Everywhere I’ve worked, there’s a hidden (and sometimes not-so-hidden) expectation that code constantly get pushed out. Code not being pushed is a red flag. Make sure you take no longer than a week for a Jira ticket or a Github issue. Have you been taking longer than a week? Expect to get pinged on Slack:
your-friendly-project-manager: Hey, how’s it going with ABCD-123, need any help?
And, I get it: that’s the PM’s job. But I’m also trying to do my job: not just writing code, but writing good code.
An AGILE Trojan horse
If you bring up evaluating programmers based lines-of-code these days, most people agree it’s archaic and ineffective, but lines of code are back, you see: it’s called velocity. “Are you happy with your velocity?” an engineering lead might ask you. “We should work on our velocity…” a product manager might balk.
Velocity is another (more polite and trendy) way of essentially evaluating programmers on how much code they write. And this has all the implications you might imagine. “Velocity,” according to Scrum Inc., is:
Velocity is a measure of the amount of work a Team can tackle during a single Sprint and is the key metric in Scrum. Velocity is calculated at the end of the Sprint by totaling the Points for all fully completed User Stories. […] Velocity is a key feedback mechanism for the Team. It helps them measure whether process changes they make are improving their productivity or hurting it. While a Team’s velocity will oscillate from Sprint to Sprint, over time, a well-functioning Scrum Team’s velocity should steadily trend upward by roughly 10% each Sprint.

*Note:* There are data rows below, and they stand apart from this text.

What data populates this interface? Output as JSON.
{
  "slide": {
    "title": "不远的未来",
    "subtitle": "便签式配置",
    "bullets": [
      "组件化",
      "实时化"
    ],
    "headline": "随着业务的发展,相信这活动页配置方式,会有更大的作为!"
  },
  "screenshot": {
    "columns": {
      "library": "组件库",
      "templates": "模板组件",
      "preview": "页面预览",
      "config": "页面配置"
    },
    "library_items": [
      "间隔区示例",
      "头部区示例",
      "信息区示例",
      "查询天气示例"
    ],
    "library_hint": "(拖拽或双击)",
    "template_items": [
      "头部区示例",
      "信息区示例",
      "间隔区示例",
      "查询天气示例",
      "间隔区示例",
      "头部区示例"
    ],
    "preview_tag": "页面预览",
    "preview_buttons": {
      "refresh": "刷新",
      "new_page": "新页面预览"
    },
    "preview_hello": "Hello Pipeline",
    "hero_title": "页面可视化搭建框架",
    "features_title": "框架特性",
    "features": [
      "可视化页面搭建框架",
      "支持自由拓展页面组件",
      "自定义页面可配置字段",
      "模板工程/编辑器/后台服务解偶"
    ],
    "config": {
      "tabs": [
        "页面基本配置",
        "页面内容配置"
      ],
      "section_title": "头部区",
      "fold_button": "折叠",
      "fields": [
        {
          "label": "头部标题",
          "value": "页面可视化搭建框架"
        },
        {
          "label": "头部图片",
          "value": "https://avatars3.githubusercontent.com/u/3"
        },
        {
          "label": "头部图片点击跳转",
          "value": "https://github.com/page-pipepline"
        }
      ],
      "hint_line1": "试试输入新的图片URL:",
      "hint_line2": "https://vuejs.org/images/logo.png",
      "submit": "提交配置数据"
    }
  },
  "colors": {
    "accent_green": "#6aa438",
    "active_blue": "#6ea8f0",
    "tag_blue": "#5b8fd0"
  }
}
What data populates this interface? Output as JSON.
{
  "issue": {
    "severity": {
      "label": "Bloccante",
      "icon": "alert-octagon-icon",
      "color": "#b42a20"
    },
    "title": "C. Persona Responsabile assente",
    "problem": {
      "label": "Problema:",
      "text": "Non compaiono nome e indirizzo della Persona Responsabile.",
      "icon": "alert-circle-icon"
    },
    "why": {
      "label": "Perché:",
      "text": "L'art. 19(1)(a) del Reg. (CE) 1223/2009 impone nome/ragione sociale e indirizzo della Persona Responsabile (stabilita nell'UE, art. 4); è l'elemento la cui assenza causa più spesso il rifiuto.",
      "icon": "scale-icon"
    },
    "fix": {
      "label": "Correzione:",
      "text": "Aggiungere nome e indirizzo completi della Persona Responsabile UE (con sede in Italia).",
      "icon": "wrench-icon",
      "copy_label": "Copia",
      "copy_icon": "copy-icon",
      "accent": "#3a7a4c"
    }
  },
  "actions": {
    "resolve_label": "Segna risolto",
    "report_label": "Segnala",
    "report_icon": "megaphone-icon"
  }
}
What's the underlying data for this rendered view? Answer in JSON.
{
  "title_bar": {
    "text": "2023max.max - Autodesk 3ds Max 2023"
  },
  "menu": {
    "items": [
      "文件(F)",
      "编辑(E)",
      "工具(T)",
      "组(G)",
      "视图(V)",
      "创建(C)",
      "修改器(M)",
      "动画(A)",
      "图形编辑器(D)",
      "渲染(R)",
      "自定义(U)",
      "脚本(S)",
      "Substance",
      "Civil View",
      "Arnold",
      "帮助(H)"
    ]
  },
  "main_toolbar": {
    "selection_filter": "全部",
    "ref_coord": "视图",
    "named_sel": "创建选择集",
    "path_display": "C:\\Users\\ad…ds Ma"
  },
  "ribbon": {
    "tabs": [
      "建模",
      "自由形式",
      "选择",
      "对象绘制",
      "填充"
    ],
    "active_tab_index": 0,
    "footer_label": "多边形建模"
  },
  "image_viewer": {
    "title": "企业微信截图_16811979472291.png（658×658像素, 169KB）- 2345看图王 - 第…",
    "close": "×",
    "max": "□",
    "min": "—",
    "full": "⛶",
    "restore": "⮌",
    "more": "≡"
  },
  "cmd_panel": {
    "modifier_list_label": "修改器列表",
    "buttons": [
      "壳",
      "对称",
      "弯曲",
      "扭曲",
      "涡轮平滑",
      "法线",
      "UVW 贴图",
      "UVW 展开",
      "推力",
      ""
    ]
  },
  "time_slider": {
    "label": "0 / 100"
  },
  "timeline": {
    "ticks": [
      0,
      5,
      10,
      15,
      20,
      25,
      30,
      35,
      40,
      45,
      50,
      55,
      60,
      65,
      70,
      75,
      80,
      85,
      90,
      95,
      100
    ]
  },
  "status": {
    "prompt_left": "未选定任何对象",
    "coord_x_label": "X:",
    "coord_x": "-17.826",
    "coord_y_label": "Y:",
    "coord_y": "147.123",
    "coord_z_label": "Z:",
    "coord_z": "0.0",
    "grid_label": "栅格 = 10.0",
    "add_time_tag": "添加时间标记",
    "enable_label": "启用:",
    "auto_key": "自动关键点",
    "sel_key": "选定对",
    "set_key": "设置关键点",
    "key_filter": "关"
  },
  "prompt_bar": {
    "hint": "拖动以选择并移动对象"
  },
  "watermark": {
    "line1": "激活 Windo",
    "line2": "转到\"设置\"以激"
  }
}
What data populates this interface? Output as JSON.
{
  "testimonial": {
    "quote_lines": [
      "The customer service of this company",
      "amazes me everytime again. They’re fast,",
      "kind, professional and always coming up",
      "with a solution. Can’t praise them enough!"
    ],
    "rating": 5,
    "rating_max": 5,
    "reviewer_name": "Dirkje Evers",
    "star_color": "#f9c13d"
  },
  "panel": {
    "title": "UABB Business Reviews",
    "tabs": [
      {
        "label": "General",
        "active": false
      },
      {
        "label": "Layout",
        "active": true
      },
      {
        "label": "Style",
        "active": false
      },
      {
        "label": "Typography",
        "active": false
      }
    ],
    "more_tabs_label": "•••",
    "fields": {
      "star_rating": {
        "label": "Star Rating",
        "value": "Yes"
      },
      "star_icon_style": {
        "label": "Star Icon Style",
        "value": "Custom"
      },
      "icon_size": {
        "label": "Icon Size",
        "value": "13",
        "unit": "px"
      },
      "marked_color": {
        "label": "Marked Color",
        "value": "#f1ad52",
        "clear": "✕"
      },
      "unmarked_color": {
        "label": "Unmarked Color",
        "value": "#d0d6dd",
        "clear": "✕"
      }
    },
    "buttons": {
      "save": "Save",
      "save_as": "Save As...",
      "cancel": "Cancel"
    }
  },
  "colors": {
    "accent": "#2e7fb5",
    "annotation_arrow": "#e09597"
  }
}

We can ignore the downright ridiculous idea that efficiency should trend +10% ad infinitum, but level of effort (and therefore the point mechanism) will often involve how much code — and implicitly how difficult — a particular feature might be. What velocity ignores is one key element of writing good code and building good products: thinking.
Using your brain
A lot of times, thinking about how to build something is harder and more time consuming than actually building it. This might seem like unnecessary meta-cognition, but it’s not: even before writing a paper, you might need to write up an outline. An outline might turn into a rough draft. After a few edits, the draft turns into the final product. Software is very similar, but that’s not how we build it.
Instead, we build features that are stuck to other features using duct tape and superglue. Sometimes, we have fancy names for shoddy software: we’re building microservices, guy! No one has time for refactoring or cleanup. Unit testing? We’ll throw those in the backlog; they’re not high priority. Inevitably something breaks, a customer complains, and we’re off to the races: who’s on call this week? Good luck.
After more than a decade working at software companies, I’ll be the first to admit that I’m part of the problem. I don’t push back anymore, and I’ve conceded more times that I can count. I know we’re building bad software, but everyone else is doing it, too.
How much is too much?
Why is this happening? It’s just too much darn code. Too much code to read over, too much code to review, too many pull requests. It takes time to mull over questions like:
- Is this the best way to do this?
- What are the trade-offs between doing it this way or that way?
- Should we re-architect part of the code to accommodate this new feature?
In fact, these questions tend to wax creative, and not technical. But I’ve never seen a Jira ticket entitled “Ponder over proposed architecture” or “Think about better ways one might implement this.” Do the tests look like they’re passing? LGTM, merging ✔️
Don’t just write code quickly; write code well. And please stop writing so much of it.